I am not aware of the sources on which the hon. Member relies for his observations, but if he studies the communiqué and the text that has been released of President Carter's speech he will see there is no question of resource allocation in that speech, and there is no commitment to revise the figures. This matter will be looked at in the ordinary way in which the Government assess future defence expenditure and other public expenditure programmes. There is no commitment to increase defence expenditure as the hon. Member has suggested.

Can the Secretary of State say whether, in this consideration of the changing defence needs for the 1980s, any assessment has been made of the Soviet breakthrough in laser weapons? Will he give his own assessment of the implications of this for British defence needs in the 1980s?

The assessment will be made by a series of studies, which I hope will be placed in the hands of the NATO military authorities, and will cover all aspects. I think that the Press reports about Soviet laser technology are exaggerated, and my hon. Friend will know that President Carter has made a similar observation.

Returning the original Question, surely the excuse for cuts in defence expenditure has been the Government's attachment to the proportion of gross national product. If the GNP goes up, as we are told it will by the Prime Minister and the Chancellor of the Exchequer, will defence expenditure rise in proportion?

It would be unwise to make arrangements in one part of that equation without being sure that the other part has been satisfactorily achieved. There is wide recognition among all our NATO ministerial colleagues of the very substantial contribution that we make. They realise that in our special economic circumstances we are making a significant contribution, although naturally they would want us to do more.

Does the Secretary of State agree that any acceptance of proposals to increase expenditure within NATO would make it impossible to realise the commitment made by the present Secretary of State for Northern Ireland when he was Secretary of State for Defence to reduce the percentage of GNP that was devoted to defence? Would it not be disgraceful, at a time when so many other sectors of public expenditure are being starved of funds, to go ahead with advancing defence expenditure? Would it not also conflict with the agreement that we have made with the IMF?

There is some difficulty in understanding the time scale. The discussions in the NATO Defence Planning Committee last week were concerned with the period from 1979 onwards. I would not think that this afternoon was the appropriate time to take decisions for a period as far ahead as that.

Will the Secretary of State tell the House what is the point of either him or the Prime Minister attending the NATO meetings, making agreements and signing communiques if, immediately afterwards, they refute what has been signed?

The right hon.

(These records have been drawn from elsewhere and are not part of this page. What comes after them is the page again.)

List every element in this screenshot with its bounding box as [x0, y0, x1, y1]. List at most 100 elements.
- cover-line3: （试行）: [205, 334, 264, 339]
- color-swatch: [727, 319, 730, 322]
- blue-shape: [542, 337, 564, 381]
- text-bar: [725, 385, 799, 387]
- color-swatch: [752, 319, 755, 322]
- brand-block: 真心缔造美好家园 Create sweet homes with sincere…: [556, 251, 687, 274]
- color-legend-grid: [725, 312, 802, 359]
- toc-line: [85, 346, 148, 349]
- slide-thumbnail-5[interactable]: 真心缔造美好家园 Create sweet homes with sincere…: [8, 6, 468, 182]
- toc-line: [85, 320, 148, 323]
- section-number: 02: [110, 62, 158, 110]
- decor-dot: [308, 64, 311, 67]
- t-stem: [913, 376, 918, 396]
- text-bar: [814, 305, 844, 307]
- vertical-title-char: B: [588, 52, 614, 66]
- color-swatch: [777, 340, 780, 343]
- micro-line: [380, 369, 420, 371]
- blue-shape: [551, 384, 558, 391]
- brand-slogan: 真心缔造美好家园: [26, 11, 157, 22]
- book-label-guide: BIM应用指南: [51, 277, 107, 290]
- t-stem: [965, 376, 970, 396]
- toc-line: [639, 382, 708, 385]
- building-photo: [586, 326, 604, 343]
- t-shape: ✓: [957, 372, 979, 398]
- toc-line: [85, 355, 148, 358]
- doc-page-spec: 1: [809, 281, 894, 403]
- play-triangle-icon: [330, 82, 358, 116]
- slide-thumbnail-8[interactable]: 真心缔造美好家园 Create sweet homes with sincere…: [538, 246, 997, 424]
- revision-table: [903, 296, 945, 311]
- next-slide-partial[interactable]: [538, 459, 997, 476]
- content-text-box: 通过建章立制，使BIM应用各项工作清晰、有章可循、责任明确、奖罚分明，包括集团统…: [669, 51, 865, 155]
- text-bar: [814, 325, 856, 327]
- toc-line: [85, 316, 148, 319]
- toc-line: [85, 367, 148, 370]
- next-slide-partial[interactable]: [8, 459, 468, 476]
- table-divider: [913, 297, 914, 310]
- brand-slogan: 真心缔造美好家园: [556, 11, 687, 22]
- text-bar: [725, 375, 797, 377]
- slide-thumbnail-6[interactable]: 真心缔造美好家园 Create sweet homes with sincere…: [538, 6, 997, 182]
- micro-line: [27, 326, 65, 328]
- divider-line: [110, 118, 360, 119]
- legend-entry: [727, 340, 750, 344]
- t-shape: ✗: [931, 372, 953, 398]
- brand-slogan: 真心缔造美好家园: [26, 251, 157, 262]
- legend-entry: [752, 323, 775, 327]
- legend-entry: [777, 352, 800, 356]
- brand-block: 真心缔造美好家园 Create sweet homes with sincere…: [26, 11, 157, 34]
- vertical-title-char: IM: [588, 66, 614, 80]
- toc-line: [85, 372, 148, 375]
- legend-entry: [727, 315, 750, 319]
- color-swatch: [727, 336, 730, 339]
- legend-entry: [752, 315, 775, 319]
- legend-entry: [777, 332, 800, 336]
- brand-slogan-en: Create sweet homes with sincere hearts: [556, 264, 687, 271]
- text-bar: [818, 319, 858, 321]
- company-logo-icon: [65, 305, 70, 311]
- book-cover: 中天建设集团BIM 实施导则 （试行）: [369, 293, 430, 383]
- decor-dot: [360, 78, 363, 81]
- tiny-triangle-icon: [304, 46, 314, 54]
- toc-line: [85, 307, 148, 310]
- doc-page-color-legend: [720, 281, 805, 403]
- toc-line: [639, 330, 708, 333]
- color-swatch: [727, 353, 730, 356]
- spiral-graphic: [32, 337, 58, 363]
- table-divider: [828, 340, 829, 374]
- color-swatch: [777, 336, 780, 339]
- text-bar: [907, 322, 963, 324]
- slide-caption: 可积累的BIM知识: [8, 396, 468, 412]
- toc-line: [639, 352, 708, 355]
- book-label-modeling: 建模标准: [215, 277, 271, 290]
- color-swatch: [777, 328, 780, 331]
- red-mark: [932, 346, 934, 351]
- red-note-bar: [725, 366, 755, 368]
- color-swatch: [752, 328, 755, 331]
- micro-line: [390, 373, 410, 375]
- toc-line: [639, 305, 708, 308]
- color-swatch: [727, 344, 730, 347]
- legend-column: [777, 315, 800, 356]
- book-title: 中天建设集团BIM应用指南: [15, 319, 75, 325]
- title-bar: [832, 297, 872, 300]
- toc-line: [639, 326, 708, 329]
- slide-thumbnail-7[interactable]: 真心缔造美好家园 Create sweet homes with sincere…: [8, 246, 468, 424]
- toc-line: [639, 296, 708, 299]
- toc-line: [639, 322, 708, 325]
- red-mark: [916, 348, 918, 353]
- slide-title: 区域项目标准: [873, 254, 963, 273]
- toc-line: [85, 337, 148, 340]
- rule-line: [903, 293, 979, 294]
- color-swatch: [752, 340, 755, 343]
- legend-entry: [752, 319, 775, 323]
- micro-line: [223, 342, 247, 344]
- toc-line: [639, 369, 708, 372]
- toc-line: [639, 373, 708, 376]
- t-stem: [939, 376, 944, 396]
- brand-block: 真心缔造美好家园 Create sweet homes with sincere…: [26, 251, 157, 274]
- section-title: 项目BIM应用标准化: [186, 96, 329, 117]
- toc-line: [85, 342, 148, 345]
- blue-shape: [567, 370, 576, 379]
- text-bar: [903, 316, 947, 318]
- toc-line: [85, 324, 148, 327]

Member has enough experience to realise that a communique is not a form of binding commitment. [HON. MEMBERS: "Disgraceful."] Yes it is disgraceful, and I shall quote an example that occurred when the right hon. Member was a distinguished member of the previous Conservative Government. He went in a contrary direction to a communique that he had signed a little while before. If the House and the right hon. Member study the communiques issued after the London or Brussels meetings they will find nothing whatsoever in them that is contradictory to what I have told the House this afternoon.